ZFIN ID: ZDB-PUB-200610-6
From Devo to Evo: patterning, fusion and evolution of the zebrafish terminal vertebra
Cumplido, N., Allende, M.L., Arratia, G.
Date: 2020
Source: Frontiers in Zoology   17: 18 (Journal)
Registered Authors: Allende, Miguel L.
Keywords: Autocentrum, Axial skeleton, Chordacentrum, Compound centrum, Danio rerio, Evo-Devo, Pleurostyle, Ural region
MeSH Terms: none
PubMed: 32514281 Full text @ Front. Zool.
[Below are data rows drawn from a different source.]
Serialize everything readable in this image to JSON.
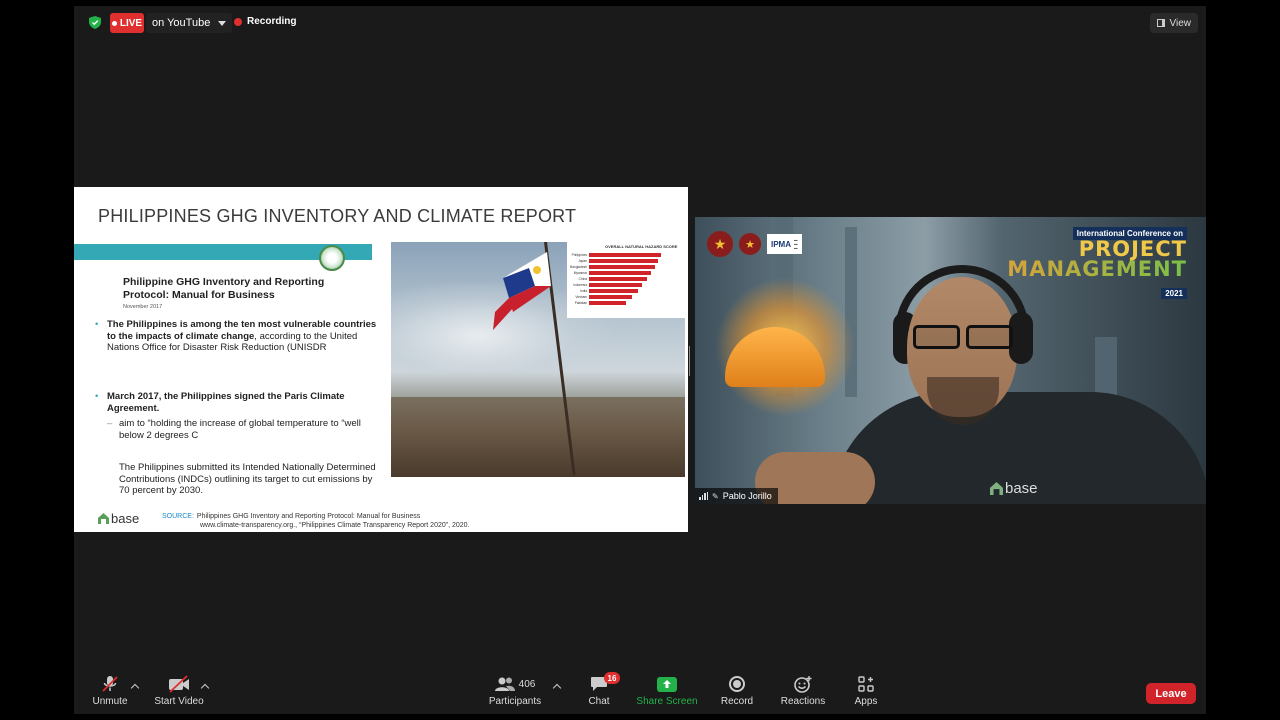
{
  "topbar": {
    "live_label": "LIVE",
    "stream_target": "on YouTube",
    "recording_label": "Recording",
    "view_label": "View"
  },
  "slide": {
    "title": "PHILIPPINES GHG INVENTORY AND CLIMATE REPORT",
    "doc_title": "Philippine GHG Inventory and Reporting Protocol: Manual for Business",
    "doc_date": "November 2017",
    "bullet1_bold": "The Philippines is among the ten most vulnerable countries to the impacts of climate change",
    "bullet1_rest": ", according to the United Nations Office for Disaster Risk Reduction (UNISDR",
    "bullet2_bold": "March 2017, the Philippines signed the Paris Climate Agreement.",
    "sub_bullet": "aim to “holding the increase of global temperature to “well below 2 degrees C",
    "indent_text": "The Philippines submitted its Intended Nationally Determined Contributions (INDCs) outlining its target to cut emissions by 70 percent by 2030.",
    "base_logo": "base",
    "source_label": "SOURCE:",
    "source_text": "Philippines GHG Inventory and Reporting Protocol: Manual for Business",
    "source_url": "www.climate-transparency.org., “Philippines Climate Transparency Report 2020”, 2020.",
    "inset_chart": {
      "title": "OVERALL NATURAL HAZARD SCORE",
      "rows": [
        {
          "label": "Philippines",
          "value": 1.0
        },
        {
          "label": "Japan",
          "value": 0.96
        },
        {
          "label": "Bangladesh",
          "value": 0.92
        },
        {
          "label": "Myanmar",
          "value": 0.86
        },
        {
          "label": "China",
          "value": 0.8
        },
        {
          "label": "Indonesia",
          "value": 0.74
        },
        {
          "label": "India",
          "value": 0.68
        },
        {
          "label": "Vietnam",
          "value": 0.6
        },
        {
          "label": "Pakistan",
          "value": 0.52
        }
      ]
    }
  },
  "speaker": {
    "name": "Pablo Jorillo",
    "conference_header": "International Conference on",
    "conference_title_1": "PROJECT",
    "conference_title_2": "MANAGEMENT",
    "conference_year": "2021",
    "ipma_label": "IPMA",
    "shirt_logo": "base"
  },
  "toolbar": {
    "unmute_label": "Unmute",
    "start_video_label": "Start Video",
    "participants_label": "Participants",
    "participants_count": "406",
    "chat_label": "Chat",
    "chat_badge": "16",
    "share_label": "Share Screen",
    "record_label": "Record",
    "reactions_label": "Reactions",
    "apps_label": "Apps",
    "leave_label": "Leave"
  },
  "colors": {
    "live_red": "#e02f2f",
    "share_green": "#23b24a",
    "teal_accent": "#34a9b5",
    "leave_red": "#d1232a"
  }
}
With more than 30,000 species, teleosts comprise about half of today's living vertebrates, enriched with a wide set of adaptations to all aquatic systems. Their evolution was marked by modifications of their tail, that involved major rearrangements of the metameric organization of the axial skeleton. The most posterior or ural caudal skeleton, primitively included more than 10 vertebrae and, through a series of fusions and losses, became reduced to a single vertebra in modern ostariophysans, one of the largest clades of teleosts. The ontogeny of the ostariophysan Danio rerio recapitulates this process by forming two or three separate vertebrae that become a single vertebra in adults. We characterize the developmental sequence of this change by describing the processes of patterning, fusion and differential growth on each of the constitutive elements that sculpt the adult terminal vertebra.
The ontogenetic changes of the terminal vertebra were characterized, highlighting their shared and derived characters in comparison with other teleosts. In zebrafish, there is: i) a loss of the preural centrum 1, ii) the formation of an hourglass-shaped autocentrum only in the anterior but not the posterior border of the compound centrum, iii) the formation of a vestigial posterior centrum that does not form an autocentrum and becomes incorporated beneath the compound centrum during development, and iv) the elongated dorso-posterior process of the compound centrum or pleurostyle appears as an independent element posterior to the compound centrum, before fusing to the ural neural arches and the anterior portion of the compound centrum.
The unique features of the formation of the terminal vertebra in Danio rerio reflect the remarkable changes that occurred during the evolution of teleosts, with potential shared derived characteristics for some of the major lineages of modern teleosts. A new ontogenetic model is proposed to illustrate the development of the terminal vertebra, and the phylogenetic implications for the evolution of caudal skeleton consolidation in ostariophysans are discussed.